The third text is the one I want to end with,

            because I think it's the most beautiful and the most radical of all.

 

It comes right at the end of Revelation, chapter 22, verse 17:

 

"The Spirit and the Bride say, 'Come.'

            And let everyone who hears say, 'Come.'

And let everyone who is thirsty come.

            Let anyone who wishes take the water of life as a gift."

 

Come. The Spirit says it. The church says it.

            And then, and this is the bit that gets me,

            everyone who hears is invited to say it too.

 

The invitation becomes contagious,

            spreading from person to person, community to community,

            until the whole earth is echoing with it.

 

And then: let anyone who wishes take the water of life as a gift.

            Anyone who wishes, anyone who wants to.

That's it. That's the criterion.

            Want to come? Come.

 

The welcome isn't conditional on your sexuality, or your gender,

            or your relationship status, or your past,

            or how other churches have treated you.

 

The Spirit holds the door open and says: anyone.

            If you're thirsty, there's water here.

 

I'm not part of the LGBTQ community myself,

            and I want to be honest about that,

            I'm here as an ally, and as a witness to what I've seen.

 

I've been minister of Bloomsbury Central Baptist Church in London

            for fourteen years now,

and one of the things I'm most grateful for is that we've tried,

            often imperfectly, to work out what it means

            to be a genuinely inclusive community,

not in a way that has people prove their credentials at the door,

            but in a way that simply assumes whoever walks in belongs there.

 

We haven't always got it right, and we're still learning.

But what I can tell you

            is that when you try to be the kind of community that Revelation 7 describes,

            extraordinary things happen.

 

People come home who'd assumed they'd been permanently expelled from the faith.

            People find healing they'd given up expecting.

People discover that the God they were told didn't want them

            turns out to want them very much indeed.

 

The vision of Revelation isn't a destination we're waiting to reach.

            It's a calling we're trying to answer, today, in this room,

            with this particular gathering of people.

 

And the word the Spirit keeps saying, right to the very end of the whole Bible,

            is simply: Come.

 

Come as you are.

            Come, and find the water of life.

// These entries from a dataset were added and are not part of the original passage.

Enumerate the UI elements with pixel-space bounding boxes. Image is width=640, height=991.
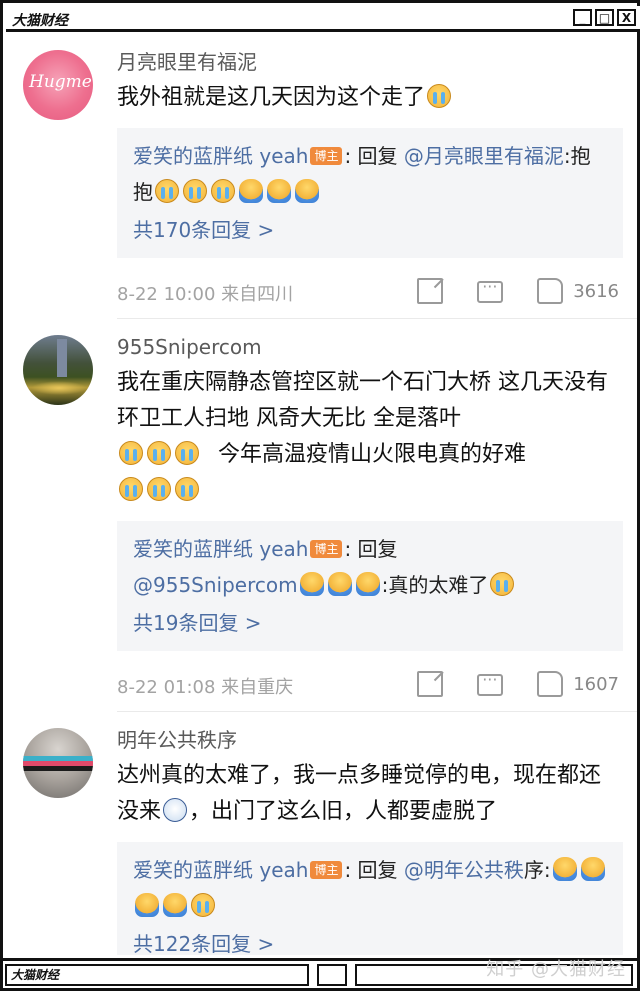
crying-emoji-icon xyxy=(427,84,452,108)
comment-time-location: 8-22 10:00 来自四川 xyxy=(117,284,294,305)
maximize-button[interactable]: □ xyxy=(595,9,614,26)
reply-mention[interactable]: @955Snipercom xyxy=(133,573,298,597)
crying-emoji-icon xyxy=(191,893,215,917)
crying-emoji-icon xyxy=(211,179,235,203)
view-replies-link[interactable]: 共19条回复 > xyxy=(133,607,607,639)
watermark: 知乎 @大猫财经 xyxy=(486,959,626,980)
crying-emoji-icon xyxy=(147,441,171,465)
share-icon[interactable] xyxy=(417,671,444,697)
reply-mention[interactable]: @明年公共秩 xyxy=(404,858,524,882)
hug-emoji-icon xyxy=(299,572,324,596)
comment-username[interactable]: 明年公共秩序 xyxy=(117,726,619,754)
hug-emoji-icon xyxy=(295,179,319,203)
reply-text: :真的太难了 xyxy=(381,573,489,597)
avatar[interactable] xyxy=(23,728,93,798)
view-replies-link[interactable]: 共122条回复 > xyxy=(133,928,607,955)
crying-emoji-icon xyxy=(175,441,199,465)
comment-item: 明年公共秩序 达州真的太难了，我一点多睡觉停的电，现在都还没来 ，出门了这么旧，人… xyxy=(3,712,637,955)
author-badge: 博主 xyxy=(310,147,343,165)
hug-emoji-icon xyxy=(580,857,605,881)
comment-time-location: 8-22 01:08 来自重庆 xyxy=(117,677,294,698)
comment-text: 我在重庆隔静态管控区就一个石门大桥 这几天没有环卫工人扫地 风奇大无比 全是落叶… xyxy=(117,365,619,509)
reply-line: 爱笑的蓝胖纸 yeah 博主: 回复 @月亮眼里有福泥:抱抱 xyxy=(133,138,607,210)
comment-text: 达州真的太难了，我一点多睡觉停的电，现在都还没来 ，出门了这么旧，人都要虚脱了 xyxy=(117,758,619,830)
comment-text-content: 我外祖就是这几天因为这个走了 xyxy=(117,85,426,110)
comment-meta: 8-22 01:08 来自重庆 1607 xyxy=(117,661,619,711)
reply-text: 序: xyxy=(523,858,551,882)
reply-author[interactable]: 爱笑的蓝胖纸 yeah xyxy=(133,858,308,882)
hug-emoji-icon xyxy=(552,857,577,881)
reply-author[interactable]: 爱笑的蓝胖纸 yeah xyxy=(133,144,308,168)
comment-username[interactable]: 955Snipercom xyxy=(117,333,619,361)
bottom-bar-label: 大猫财经 xyxy=(5,964,309,986)
reply-preview[interactable]: 爱笑的蓝胖纸 yeah 博主: 回复 @月亮眼里有福泥:抱抱 共170条回复 > xyxy=(117,128,623,258)
comment-actions: 3616 xyxy=(383,277,619,304)
view-replies-link[interactable]: 共170条回复 > xyxy=(133,214,607,246)
window-title: 大猫财经 xyxy=(12,13,68,29)
comment-icon[interactable] xyxy=(477,277,504,303)
hug-emoji-icon xyxy=(327,572,352,596)
comment-item: 955Snipercom 我在重庆隔静态管控区就一个石门大桥 这几天没有环卫工人… xyxy=(3,319,637,711)
like-count: 3616 xyxy=(573,280,619,302)
avatar-logo-text: Hugme xyxy=(29,72,92,92)
author-badge: 博主 xyxy=(310,540,343,558)
avatar-lights xyxy=(31,381,87,395)
hug-emoji-icon xyxy=(267,179,291,203)
hug-emoji-icon xyxy=(239,179,263,203)
shocked-emoji-icon xyxy=(163,798,188,822)
crying-emoji-icon xyxy=(147,477,171,501)
like-icon[interactable] xyxy=(537,278,564,304)
crying-emoji-icon xyxy=(119,441,143,465)
comment-actions: 1607 xyxy=(383,670,619,697)
reply-prefix: : 回复 xyxy=(344,537,398,561)
close-button[interactable]: X xyxy=(617,9,636,26)
reply-prefix: : 回复 xyxy=(344,858,404,882)
comment-text: 我外祖就是这几天因为这个走了 xyxy=(117,80,619,116)
comment-username[interactable]: 月亮眼里有福泥 xyxy=(117,48,619,76)
crying-emoji-icon xyxy=(175,477,199,501)
comment-text-content-2: ，出门了这么旧，人都要虚脱了 xyxy=(189,799,498,824)
window-controls: _ □ X xyxy=(573,9,636,26)
like-icon[interactable] xyxy=(537,671,564,697)
reply-preview[interactable]: 爱笑的蓝胖纸 yeah 博主: 回复 @明年公共秩序: 共122条回复 > xyxy=(117,842,623,955)
like-count: 1607 xyxy=(573,673,619,695)
title-bar: 大猫财经 _ □ X xyxy=(6,6,640,32)
comment-item: Hugme 月亮眼里有福泥 我外祖就是这几天因为这个走了 爱笑的蓝胖纸 yeah… xyxy=(3,34,637,318)
avatar-building xyxy=(57,339,67,377)
reply-line: 爱笑的蓝胖纸 yeah 博主: 回复 @955Snipercom :真的太难了 xyxy=(133,531,607,603)
crying-emoji-icon xyxy=(490,572,515,596)
minimize-button[interactable]: _ xyxy=(573,9,592,26)
comment-text-content: 我在重庆隔静态管控区就一个石门大桥 这几天没有环卫工人扫地 风奇大无比 全是落叶 xyxy=(117,370,608,431)
bottom-bar-box xyxy=(317,964,347,986)
author-badge: 博主 xyxy=(310,861,343,879)
share-icon[interactable] xyxy=(417,278,444,304)
reply-prefix: : 回复 xyxy=(344,144,404,168)
reply-author[interactable]: 爱笑的蓝胖纸 yeah xyxy=(133,537,308,561)
crying-emoji-icon xyxy=(119,477,143,501)
comment-meta: 8-22 10:00 来自四川 3616 xyxy=(117,268,619,318)
reply-mention[interactable]: @月亮眼里有福泥 xyxy=(404,144,564,168)
hug-emoji-icon xyxy=(355,572,380,596)
avatar[interactable] xyxy=(23,335,93,405)
crying-emoji-icon xyxy=(155,179,179,203)
avatar-stripe xyxy=(23,766,93,771)
avatar[interactable]: Hugme xyxy=(23,50,93,120)
reply-preview[interactable]: 爱笑的蓝胖纸 yeah 博主: 回复 @955Snipercom :真的太难了 共19… xyxy=(117,521,623,651)
comment-text-content-2: 今年高温疫情山火限电真的好难 xyxy=(218,442,527,467)
reply-line: 爱笑的蓝胖纸 yeah 博主: 回复 @明年公共秩序: xyxy=(133,852,607,924)
comment-list: Hugme 月亮眼里有福泥 我外祖就是这几天因为这个走了 爱笑的蓝胖纸 yeah… xyxy=(3,34,637,955)
crying-emoji-icon xyxy=(183,179,207,203)
comment-icon[interactable] xyxy=(477,670,504,696)
hug-emoji-icon xyxy=(135,893,159,917)
hug-emoji-icon xyxy=(163,893,187,917)
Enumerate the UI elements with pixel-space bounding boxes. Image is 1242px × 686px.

Come, and take your place in the multitude

            that no empire can number and no power can silence.

 

That's the vision. That's the calling.

            And I think you already know it's yours.

 


 

Discussion Starters:

1. "Has there been a moment, in a church, or somewhere else, where you felt genuinely welcomed as you are, rather than welcomed on conditions? What made the difference?"

2. "John's vision in Revelation 7 is of a community where every nation, tribe, people and language is present. If you picture the communities you belong to, including this one, who's missing? And why might that be?"

3. "The sermon suggested that these visions in Revelation aren't about a future destination but a present calling. Does that feel like good news, or does it feel like too much pressure? Or both?"

4. "God wiping every tear, if you take that seriously, what does it ask of the communities who claim to follow that God? What would it mean for this community, specifically?"

5. "The ruling that trans people must use facilities based on their birth sex was described as empire logic in the sermon, the state insisting it gets to define who people are. Do you think that's a fair framing? What do you think the church's response should be?"

6. "Revelation ends with the Spirit and the church together saying 'Come', an open, unconditional invitation. If you were going to say 'Come' to someone who'd been hurt by the church, what would you need them to know first?"